TRIBUNNEWS.COM - Perang Rusia di Ukraina memasuki hari keenam pada Selasa (1/3/2022).
Ratusan orang dilaporkan tewas dalam waktu kurang dari seminggu.
Muncul pertanyaan tentang apa yang coba dicapai Presiden Rusia Vladimir Putin dengan invasi ke Ukraina.
Dikutip Al Jazeera, menurut Cristian Nitoiu, Dosen Diplomasi dan Tata Kelola Internasional di Loughborough University London, seharusnya tidak ada kesalahpahaman tentang motif Rusia: Putin prihatin dengan politik revisionis dan fantasi kekuatan besar.

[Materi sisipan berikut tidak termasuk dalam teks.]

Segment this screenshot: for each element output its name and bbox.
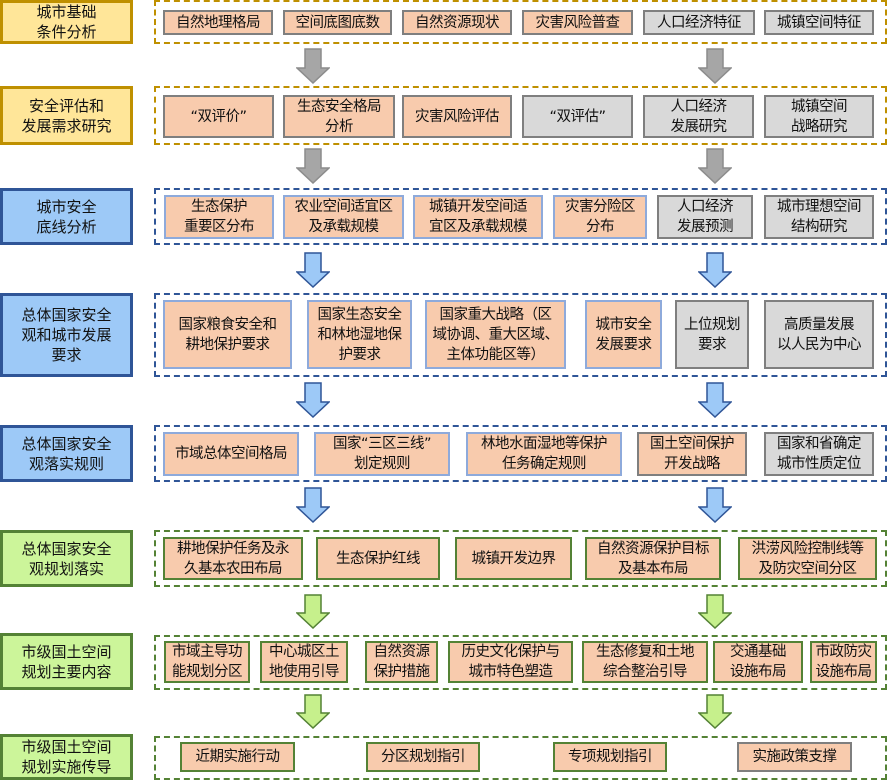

Baca juga: Menteri Luar Negeri Ukraina: Amerika Serikat Tawarkan Bantuan untuk Lawan Rusia
Baca juga: Menlu RI: 99 WNI Berhasil Dibawa Keluar dari Ukraina
“Tujuan jangka panjang Rusia setelah berakhirnya Perang Dingin adalah untuk memulihkan status kekuatan besar Uni Soviet, untuk dilihat setara oleh Barat dan untuk dapat mempengaruhi perkembangan politik di tetangganya yang lebih kecil seperti Ukraina, Moldova atau Kazakhstan,” katanya.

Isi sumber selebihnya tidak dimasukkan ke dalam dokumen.